2. Fon Bünyesindeki Gayrimenkullerde Haciz Yasağı\ III.52-3 numaralı Tebliğin 5(2) hükmünün son cümlesi uyarınca, gayrimenkul yatırım fonlarının malvarlığı kamu alacaklarının tahsili amacı da dahil olmak üzere haczedilemez, üzerinde ihtiyati tedbir konulamaz ve iflas masasına dahil edilemez. Bu bakımından fonun malvarlığı, portföyün kurucusunun, yöneticisinin malvarlıklarından ayrı bir nitelik taşımaktadır. Nitekim portföy yöneticisi, yönettiği her bir fonun çıkarlarını ayrı ayrı gözetmekle yükümlüdür. Mevzuatın bu istikametteki anlayışı, gayrimenkul yatırım fonu katılımcılarının yatırım olarak getirdiği meblağların korunmasını sağlamaktadır.\ Keza, bir taşınmaza birden ziyade şahsın ortak mülkiyet esaslarına göre birlikte sahip olması halinde, bu ortak maliklerden birinin borcu dolayısıyla ortak sahip olunan gayrimenkule haciz uygulanması ihtimali bulunmaktadır. Ancak yatırımın fon aracılığı ile yapılması, dolayısıyla ilgili tapu sicilinde taşınmazın malikinin söz konusu gayrimenkul yatırım fonu olarak görünmesi durumundan böylesi bir haciz riski de gündeme gelmeyecektir.

3. SPK Denetimi\ Gayrimenkul yatırım fonlarının kurulması ve yönetilmesi, Sermaye Piyasası Kurulu tarafından verilen izin ile gerçekleştirilebilen bir faaliyettir. Faaliyet devam ettiği müddetçe de portföy yöneticileri Sermaye Piyasası Kurulu denetimine tabi olmaktadırlar. Örneğin; III.52-3 numaralı Tebliğin 25’inci maddesinde fonların periyodik olarak gerek SPK’ya gerekse yatırımcılarına raporlama gerçekleştireceği belirtilmiştir.

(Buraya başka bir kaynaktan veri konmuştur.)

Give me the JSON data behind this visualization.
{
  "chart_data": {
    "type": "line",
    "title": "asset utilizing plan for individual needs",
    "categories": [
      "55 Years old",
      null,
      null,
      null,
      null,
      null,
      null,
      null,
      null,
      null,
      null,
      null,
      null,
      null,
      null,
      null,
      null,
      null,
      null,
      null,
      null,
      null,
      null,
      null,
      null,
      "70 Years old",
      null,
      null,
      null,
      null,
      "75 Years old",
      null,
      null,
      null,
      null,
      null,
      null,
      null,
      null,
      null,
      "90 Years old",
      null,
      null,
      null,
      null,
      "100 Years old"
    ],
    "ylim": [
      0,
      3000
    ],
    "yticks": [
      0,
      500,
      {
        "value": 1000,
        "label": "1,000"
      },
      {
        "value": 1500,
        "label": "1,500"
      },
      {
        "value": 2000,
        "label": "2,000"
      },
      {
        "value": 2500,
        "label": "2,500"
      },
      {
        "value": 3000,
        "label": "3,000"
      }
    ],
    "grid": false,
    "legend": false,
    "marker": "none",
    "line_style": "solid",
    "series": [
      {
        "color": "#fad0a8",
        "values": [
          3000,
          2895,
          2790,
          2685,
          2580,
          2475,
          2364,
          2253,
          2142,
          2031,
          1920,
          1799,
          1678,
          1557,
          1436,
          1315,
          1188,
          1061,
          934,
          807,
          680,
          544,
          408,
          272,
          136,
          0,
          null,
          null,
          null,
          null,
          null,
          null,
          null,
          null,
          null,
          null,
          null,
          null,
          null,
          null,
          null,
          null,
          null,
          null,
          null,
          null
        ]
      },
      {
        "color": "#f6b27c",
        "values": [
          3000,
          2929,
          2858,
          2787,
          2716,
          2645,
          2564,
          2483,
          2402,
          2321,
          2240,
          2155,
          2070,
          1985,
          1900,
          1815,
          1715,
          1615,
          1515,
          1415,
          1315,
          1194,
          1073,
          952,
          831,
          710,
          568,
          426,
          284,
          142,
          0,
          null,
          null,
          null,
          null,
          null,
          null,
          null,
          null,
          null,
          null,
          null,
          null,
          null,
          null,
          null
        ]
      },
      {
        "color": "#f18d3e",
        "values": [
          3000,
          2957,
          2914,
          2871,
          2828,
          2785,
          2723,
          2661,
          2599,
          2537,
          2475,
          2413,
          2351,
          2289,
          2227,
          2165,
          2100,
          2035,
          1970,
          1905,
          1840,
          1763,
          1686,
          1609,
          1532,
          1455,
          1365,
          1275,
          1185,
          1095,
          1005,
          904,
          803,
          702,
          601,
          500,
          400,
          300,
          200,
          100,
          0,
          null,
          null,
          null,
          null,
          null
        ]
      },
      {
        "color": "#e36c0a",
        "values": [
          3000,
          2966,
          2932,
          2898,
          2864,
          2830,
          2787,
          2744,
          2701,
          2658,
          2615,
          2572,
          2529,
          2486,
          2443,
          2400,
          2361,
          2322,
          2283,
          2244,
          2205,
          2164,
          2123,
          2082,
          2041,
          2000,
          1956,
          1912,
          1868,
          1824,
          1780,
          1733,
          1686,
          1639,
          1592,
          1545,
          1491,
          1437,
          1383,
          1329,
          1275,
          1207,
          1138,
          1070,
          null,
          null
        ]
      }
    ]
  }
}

4. Yabancı Yatırımcılar için İşlem Kolaylığı\ Türkiye Cumhuriyeti vatandaşı olmayıp Türkiye’de gayrimenkul satın almak suretiyle yatırım gerçekleştirmek isteyen kişiler zaman zaman yasal engellerle karşılaşabilmektedir. Örneğin; 2644 s. Tapu Kanunu uyarınca tüm yabancılar değil; yalnızca Cumhurbaşkanlığı tarafından belirlenen ülkelerin vatandaşları Türkiye’de taşınmaz elde edebilmektedir. Keza, bu listede yer alan bazı ülkelerin vatandaşlarının, taşınmaz elde edebilmek için evvelce ikamet izni alması da gerekebilmektedir. Bunların yanında, taşınmaz devir işlemleri ancak tapu sicil müdürlüğü huzurunda yapılabildiğinden, Türkiye’ye gelmeksizin bu yatırımı yapmak isteyen yabancı yatırımcıların tek seçeneği bu işlemi vekalet aracılığıyla yaptırmak olmakta ve bu durum ise yabancı yatırımcılar nezdinde soru işaretlerine yol açabilmektedir. Yatırımın gayrimenkul yatırım fonu aracılığıyla yapılması, bu kaygıları bertaraf ederek yabancı yatırımcılar için işlem kolaylığı sağlamaktadır.

5. Miras Yönetiminde Kolaylık\ Yukarıda da belirtildiği gibi gayrimenkul yatırım fonunun portföyünde yer alan taşınmazların maliki, ilgili tapu dairelerinde gayrimenkul yatırım fonunun kendisi olarak kayıt edilmektedir. Bu durumda ise vefat halinde gayrimenkullerin intikali ve paylaştırılması süreçleri yerine katılma belgelerinin devri yöntemi çok daha pratik bir yöntem olarak avantaj sağlamaktadır.